Saturday, October 22, 2005

Airport Perimeter Security

Leaving Singapore the other day at Changi Airport, I saw different model for security than what seems to be default of a single security checkpoint (e.g. X-ray machine and wand-waving, body-frisking attendants) for all gates.

At Changi, you don't go through security until you reach your gate, each gate has its own security checkpoint. The advantages of centralizing security seem clear - so I started thinking as to what might the advantages of this distributed model.

Theoretically possible would be security customized to the destination, e.g. for flights to political hotspots, full rigour (e.g. laptops get sniffed, every bag gets checked, random body searches, etc) for other destinations, less intrusive security. Travel to such 'safer' destinations wouldn't pay the price of security appropriate to riskier destinations. I don't know if they actually do this.

I saw a specific example of another advantage. As we moved through security at the gate for my flight to Tokyo, the traveller just in front of me was informed by the personnel that he was at the wrong gate. This sort of application-layer check isn't possible with the centralized gatekeeper security model - the gatekeeper doesn't have the application details and so can't apply security based on them.

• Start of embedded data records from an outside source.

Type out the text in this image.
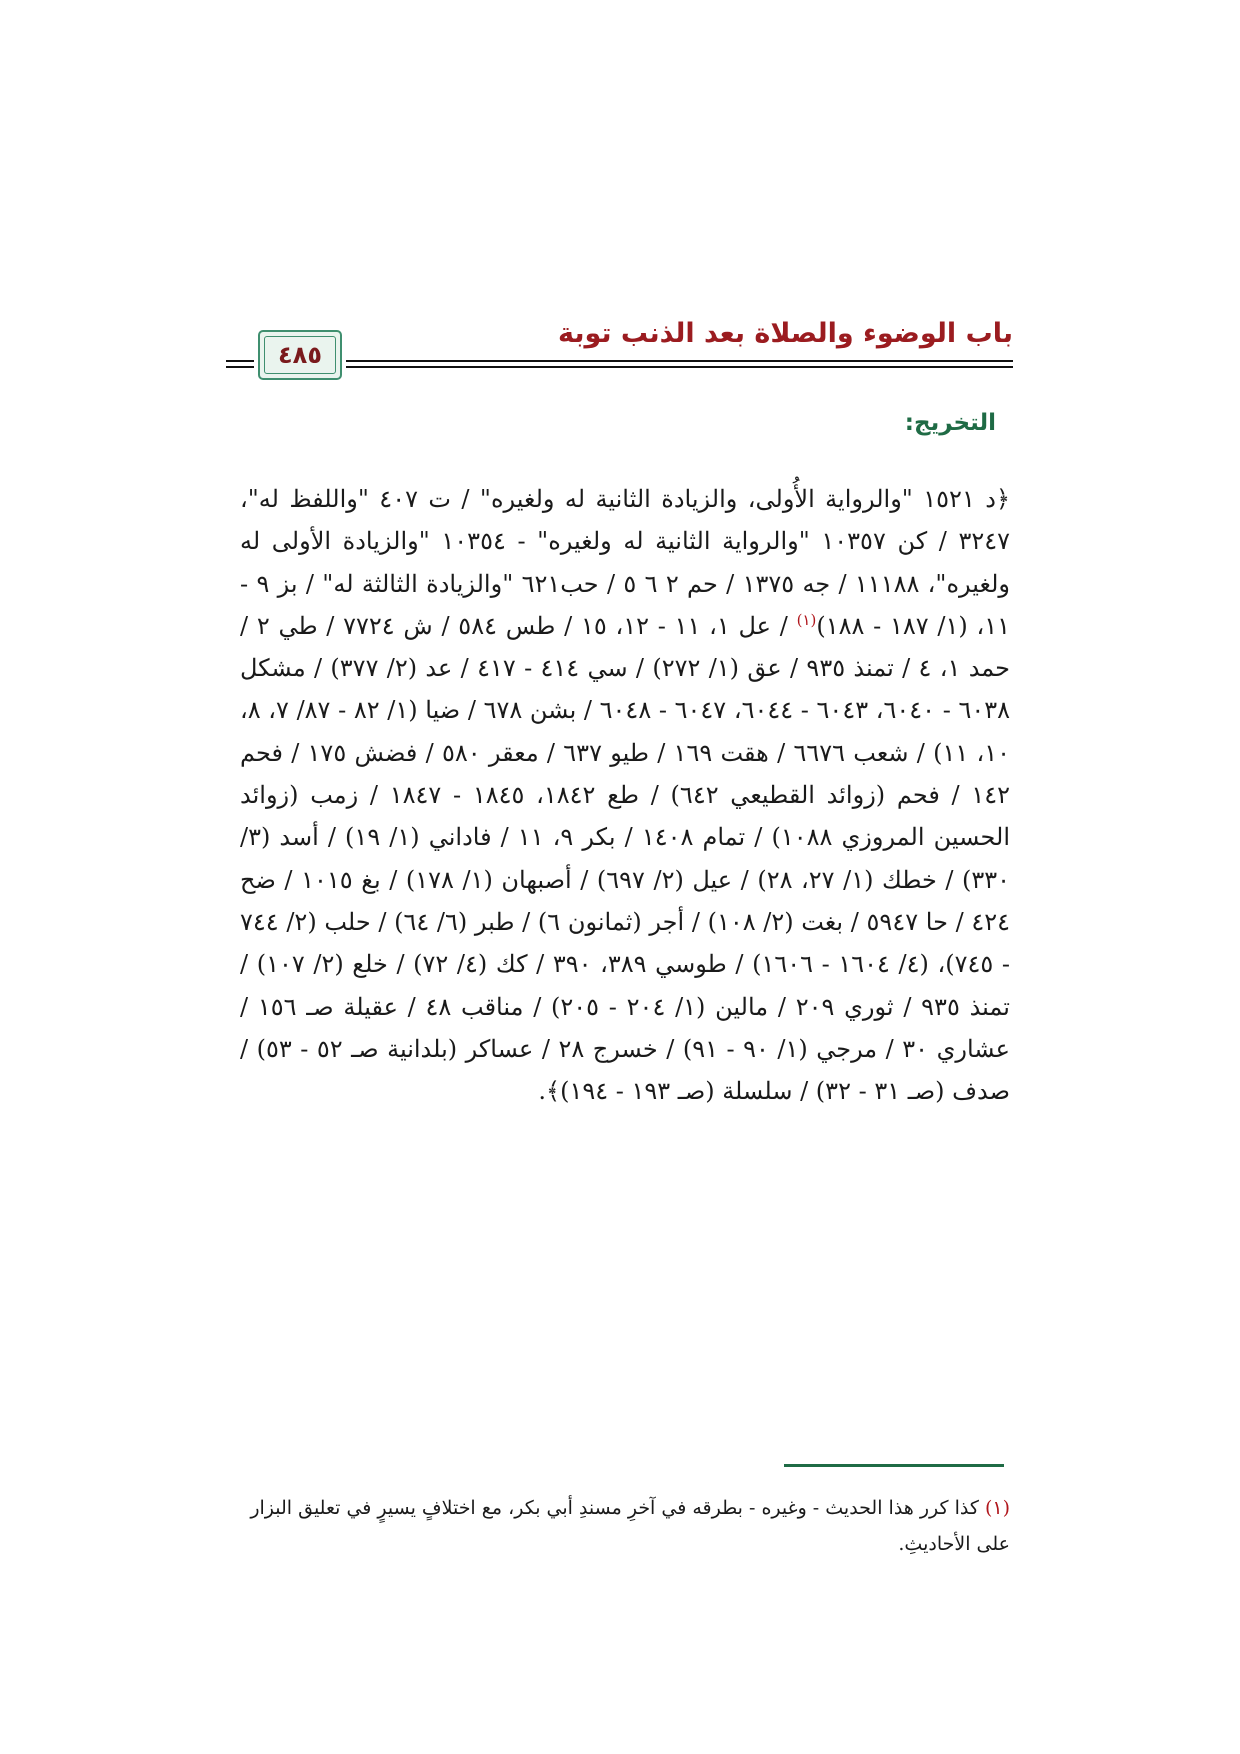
باب الوضوء والصلاة بعد الذنب توبة
٤٨٥
التخريج:

﴿د ١٥٢١ "والرواية الأُولى، والزيادة الثانية له ولغيره" / ت ٤٠٧ "واللفظ له"، ٣٢٤٧ / كن ١٠٣٥٧ "والرواية الثانية له ولغيره" - ١٠٣٥٤ "والزيادة الأولى له ولغيره"، ١١١٨٨ / جه ١٣٧٥ / حم ٢ ٦ ٥ / حب٦٢١ "والزيادة الثالثة له" / بز ٩ - ١١، (١/ ١٨٧ - ١٨٨)$^{(١)}$ / عل ١، ١١ - ١٢، ١٥ / طس ٥٨٤ / ش ٧٧٢٤ / طي ٢ / حمد ١، ٤ / تمنذ ٩٣٥ / عق (١/ ٢٧٢) / سي ٤١٤ - ٤١٧ / عد (٢/ ٣٧٧) / مشكل ٦٠٣٨ - ٦٠٤٠، ٦٠٤٣ - ٦٠٤٤، ٦٠٤٧ - ٦٠٤٨ / بشن ٦٧٨ / ضيا (١/ ٨٢ - ٨٧/ ٧، ٨، ١٠، ١١) / شعب ٦٦٧٦ / هقت ١٦٩ / طيو ٦٣٧ / معقر ٥٨٠ / فضش ١٧٥ / فحم ١٤٢ / فحم (زوائد القطيعي ٦٤٢) / طع ١٨٤٢، ١٨٤٥ - ١٨٤٧ / زمب (زوائد الحسين المروزي ١٠٨٨) / تمام ١٤٠٨ / بكر ٩، ١١ / فاداني (١/ ١٩) / أسد (٣/ ٣٣٠) / خطك (١/ ٢٧، ٢٨) / عيل (٢/ ٦٩٧) / أصبهان (١/ ١٧٨) / بغ ١٠١٥ / ضح ٤٢٤ / حا ٥٩٤٧ / بغت (٢/ ١٠٨) / أجر (ثمانون ٦) / طبر (٦/ ٦٤) / حلب (٢/ ٧٤٤ - ٧٤٥)، (٤/ ١٦٠٤ - ١٦٠٦) / طوسي ٣٨٩، ٣٩٠ / كك (٤/ ٧٢) / خلع (٢/ ١٠٧) / تمنذ ٩٣٥ / ثوري ٢٠٩ / مالين (١/ ٢٠٤ - ٢٠٥) / مناقب ٤٨ / عقيلة صـ ١٥٦ / عشاري ٣٠ / مرجي (١/ ٩٠ - ٩١) / خسرج ٢٨ / عساكر (بلدانية صـ ٥٢ - ٥٣) / صدف (صـ ٣١ - ٣٢) / سلسلة (صـ ١٩٣ - ١٩٤)﴾.

(١) كذا كرر هذا الحديث - وغيره - بطرقه في آخرِ مسندِ أبي بكر، مع اختلافٍ يسيرٍ في تعليق البزار على الأحاديثِ.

Wednesday, October 12, 2005

SPeciation

In evolutionary biology, speciation refers to the process by which different species emerge out of some common ancestor. Species are defined by the ability of their members to interbreed successfully (this measured by creating viable offspring) so the emergence of two species from a single common stock implies that some genetic separation be established where there was none before.

By this criteria, SAML 1.1, Liberty ID-FF 1.2, and Shibboleth were not different species as the three of them participated (I hesitate to use a more common phrase for such co-operation) in a furious orgy of successful interbreeding to create SAML 2.0.

p.s. Evolutionary science has another term that those more cynical than I might apply to other creatures participating in the current Malthusian struggle to pass on their identity management genes.

Tuesday, October 04, 2005

Ning Identity

Ning describes itself as a playground for creating social apps. It provides a common layer of registration, authentication, tags, feeds etc onto which people can build a variety of socially-aware apps (e.g. Zagat-like restaurant reviews, Flickr-like photo sharing, etc). To enable the creation of new apps, developers can clone existing applications, and then tinker with the PHP to tailor as required. Much like 'View Source' for HTML/Javascript.

The SSO across all these apps is interesting. As its based on a 'global' identifier, the implication is that Ning would be able to correlate any one user's actions/identity across all these purportedly different applications.

It appears that Ning acknowledges this as a concern because the FAQ has the following

I want to use different email addresses and identities for different apps. Can I do that without creating two accounts?

Not at the moment. For now, you probably should just go ahead and use one of the many free email services that are happy to give you as many free email addresses as you want.